El día anterior había sido hermoso, y no sé por qué me daba el corazón que el día 24 había de ser «día de agua». Fue peor todavía: amaneció nevando.
Estas frases no pertenecen a Les scènes de la vie de bohème, de Henri Murger, ni al libreto en italiano de Giuseppe Giacosa y Luigi Illica. Se trata de La Nochebuena de 1836, de Mariano José de Larra, y, del mismo modo que el recurso inicial diseñado por Richard Jones (los copos caen mientras el público aguarda la subida del telón), funcionan como preludio de un devenir ceniciento.

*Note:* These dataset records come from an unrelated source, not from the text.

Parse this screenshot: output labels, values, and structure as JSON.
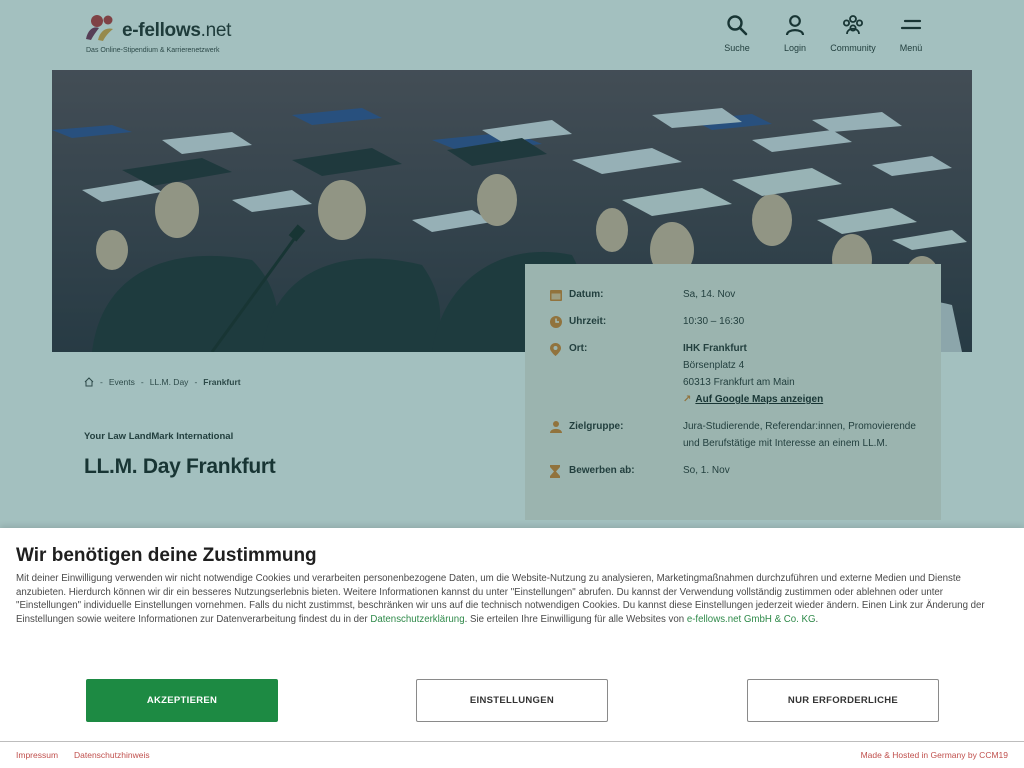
{
  "header": {
    "logo_text": "e-fellows",
    "logo_suffix": ".net",
    "tagline": "Das Online-Stipendium & Karrierenetzwerk",
    "nav": [
      {
        "label": "Suche",
        "icon": "search-icon"
      },
      {
        "label": "Login",
        "icon": "user-icon"
      },
      {
        "label": "Community",
        "icon": "community-icon"
      },
      {
        "label": "Menü",
        "icon": "menu-icon"
      }
    ]
  },
  "hero": {
    "image": "graduates-caps-photo"
  },
  "event": {
    "breadcrumb": [
      "Events",
      "LL.M. Day",
      "Frankfurt"
    ],
    "kicker": "Your Law LandMark International",
    "title": "LL.M. Day Frankfurt"
  },
  "info": {
    "date_label": "Datum:",
    "date_value": "Sa, 14. Nov",
    "date_icon": "calendar-icon",
    "time_label": "Uhrzeit:",
    "time_value": "10:30 – 16:30",
    "time_icon": "clock-icon",
    "place_label": "Ort:",
    "place_icon": "location-pin-icon",
    "place_lines": [
      "IHK Frankfurt",
      "Börsenplatz 4",
      "60313 Frankfurt am Main"
    ],
    "maps_link": "Auf Google Maps anzeigen",
    "target_label": "Zielgruppe:",
    "target_icon": "person-icon",
    "target_value": "Jura-Studierende, Referendar:innen, Promovierende und Berufstätige mit Interesse an einem LL.M.",
    "apply_label": "Bewerben ab:",
    "apply_value": "So, 1. Nov",
    "apply_icon": "hourglass-icon"
  },
  "consent": {
    "title": "Wir benötigen deine Zustimmung",
    "text_part1": "Mit deiner Einwilligung verwenden wir nicht notwendige Cookies und verarbeiten personenbezogene Daten, um die Website-Nutzung zu analysieren, Marketingmaßnahmen durchzuführen und externe Medien und Dienste anzubieten. Hierdurch können wir dir ein besseres Nutzungserlebnis bieten. Weitere Informationen kannst du unter \"Einstellungen\" abrufen. Du kannst der Verwendung vollständig zustimmen oder ablehnen oder unter \"Einstellungen\" individuelle Einstellungen vornehmen. Falls du nicht zustimmst, beschränken wir uns auf die technisch notwendigen Cookies. Du kannst diese Einstellungen jederzeit wieder ändern. Einen Link zur Änderung der Einstellungen sowie weitere Informationen zur Datenverarbeitung findest du in der ",
    "link_privacy": "Datenschutzerklärung",
    "text_part2": ". Sie erteilen Ihre Einwilligung für alle Websites von ",
    "link_company": "e-fellows.net GmbH & Co. KG",
    "text_part3": ".",
    "accept_label": "AKZEPTIEREN",
    "settings_label": "EINSTELLUNGEN",
    "required_label": "NUR ERFORDERLICHE",
    "footer_imprint": "Impressum",
    "footer_privacy": "Datenschutzhinweis",
    "footer_hosted": "Made & Hosted in Germany by CCM19"
  },
  "colors": {
    "overlay": "#2f7c79",
    "accept": "#1d8a43",
    "link_green": "#2f8a4a",
    "footer_link": "#c0504d",
    "icon_orange": "#e07a1f"
  }
}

Eso representa La bohème: el regusto amargo de un pasado a medio camino entre lo veraz y lo irreal, pero, en el particular de la ópera pucciniana, audaz, que combate necesidad con esperanzas desenfrenadas. Los rescoldos de la estufa que apenas templa una buhardilla parisina o la cuenta de champagne que nadie puede pagar en el Café Momus condensan la crudeza que siempre acecha tras el ideal bohemio de Rodolfo: E come vivo? Vivo / In povertà mia lieta / scialo da gran signore / rime ed inni d’amore / Per sogni, per chimere / e per castelli in aria / l’anima ho milionaria -Y, ¿cómo vivo?… Vivo / Aun en mi pobreza despilfarro, / como un gran señor, / rimas e himnos de amor / En sueños y en quimeras / y en castillos en el aire / tengo el alma millonaria-.
Este es el primer elemento que domina la escena de Richard Jones, especialmente en los actos I y IV: el vínculo problemático entre fantasía y realidad. Así, los figurines y la escenografía austera de Stewart Laing se contrastan con el ensueño, resuelto de forma notable por Stephen Costello en una maravillosa "Che gelida manina", y la réplica, ascendente pero no menos cautivadora, de Anita Hartig: "Sì. Mi chiamano Mimì". Musicalmente, con el altísimo rendimiento del foso y la impecable dirección de Paolo Carignani, los dos números de presentación constituyeron uno de los momentos más logrados de la velada.
El segundo concepto de esta Bohème engarza con el primero, al tiempo que lo expande. Ahora se trata de mostrar las bambalinas de la propia obra, que, con más de un siglo de distancia respecto del estreno (Teatro Regio de Turín, el 1 de febrero de 1896) y su ascenso al empíreo del repertorio, es tanto como habérselas con los resortes de la tradición verista. José Luis Téllez, al socaire de una elogiosa cita de Debussy respecto a la fidelidad descriptiva de Puccini, comentaba la paradoja de semejante apunte. Y es que, si convertimos La bohème en una radiografía exacta del París de los cuarenta del s. XIX, debemos enfrentar el hecho de que su autor nunca pudo conocer dicha circunstancia histórica (imposibilidad que, por cierto, también opera en el caso del compositor francés).